Wie der Zufall es wollte, führte der Weg ihn am Trödelladen vorbei, in dem er das Radio seines Vaters verkauft hatte.

Er wollte es nicht wiedersehen. Damit hatte er abgeschlossen, es hatte ihn schon genügend Überwindung gekostet, es loszuwerden. Es wieder in den Händen zu halten würde Erinnerungen wecken, die er glaubte, abgelegt zu haben. Aber dann erinnerte er sich an den flehenden Blick seines Vaters und er wendete den Wagen.
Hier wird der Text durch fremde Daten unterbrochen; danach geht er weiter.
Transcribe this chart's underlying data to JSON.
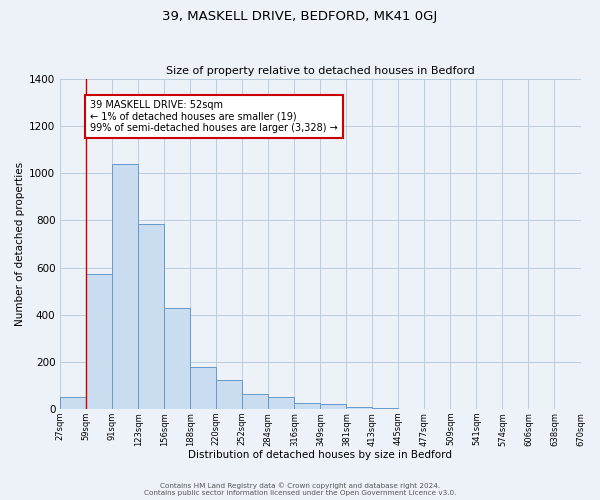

Als er den vollgestopften Trödelladen betrat, schlug ihm der Geruch nach wurmstichigem Holz, Staub und alten Erinnerungen entgegen. Eine ältere Dame stand hinter einem Sekretär und blickte ihn freundlich über den Rand ihrer Halbbrille an.

»Oh. Schön, Sie wieder zu sehen! Wie kann ich Ihnen diesmal helfen?«

»Ich bin auf der Suche nach meinem Radio. Ich habe es Ihnen letzte Woche verkauft und möchte es wiederhaben.«

Die Dame nickte ihm freundlich zu. »Ah, ja. Ich erinnere mich. Warten Sie.« 

Sie verschwand hinter dem Sekretär und als sie wieder hervorkam, hielt sie das Radio in den Händen. 

Vorwurfsvoll musterte sie Frank über den Rand ihrer Brille. »Wir haben uns schon gefragt, warum Sie es verkauft haben. Das ist nämlich kein Radio, sondern offensichtlich eine Koboldfalle.«

Frank blinzelte. »Wie bitte?«

»Junger Mann!« Sie klang entrüstet. »Sie haben wirklich keine Ahnung von Kobolden, oder?«

»Nein, ich …«

Mit einer ungeduldigen Handbewegung schnitt sie Frank das Wort ab. »Erstens: Kobolde gibt es. Zweitens: Viele halten sich Kobolde, denn sie bringen Glück und Wohlstand. Drittens«, sie hob einen Zeigefinger, »und das ist der wichtigste Punkt, sie müssen vor dem Tod weitergegeben werden. Denn sonst kann diese Person nicht sterben.«

»Bitte?«, mehr brachte Frank nicht heraus. Als Sohn von Akademikern zu rationalen Gedankengängen erzogen fiel es ihm schwer, dieses Geschwätz zu glauben. Sein Vater hing an diesem Radio und wollte es vor seinem Tod noch einmal sehen, ganz einfach. Das hatte nichts mit Kobolden zu tun.

Frank schnaubte und verzog das Gesicht.

»Kann ich das Radio nun wiederhaben oder nicht?«


Als Frank mit dem Radio das Pflegezimmer betrat, war sein Vater wach und blickte ihm überrascht entgegen. Tränen stiegen dem alten Mann in die Augen, als er das Radio mit zittrigen Händen ergriff und an sich drückte.

»Endlich. Es tut mir so leid. Ich wollte nicht, dass das passiert, aber es ging alles so schnell«, murmelte er.

»Schon gut, ich …«, begann Frank, aber dann merkte er, dass sein Vater gar nicht mit ihm gesprochen hatte. Er hatte sich dem Radio zugewandt und strich mit den knochigen Fingern zärtlich über das Gehäuse.

»Ich hätte das schon viel früher tun sollen.«

Er drehte das Radio um und öffnete eine Klappe, die Frank vorher gar nicht aufgefallen war. 

»Ich will, dass du Frank dienst. Er ist jetzt dein neuer Herr.«

Mit diesen Worten griff er in das Radio hinein und beförderte einen zeternden und zappelnden Kobold zu Tage, den er Frank hinstreckte. Ungläubig starrte dieser erst den Kobold an, dann seinen Vater.

»Nimm ihn.«

Wie ferngesteuert nahm Frank ihm den Kobold ab.

»Danke für alles, mein Sohn. Ich bin so stolz auf dich.« Mit diesen Worten ließ Franks Vater mit einem zufriedenen Lächeln die Hände mit dem Radio in den Schoss sinken und einen Atemzug später starb er.

Franks Blick wanderte ungläubig zwischen seinem Vater und dem zeternden Kobold in seinen Händen hin und her. Er war komplett überfordert. 

Aber immerhin hatte sich die Frage nach dem Haustier erledigt.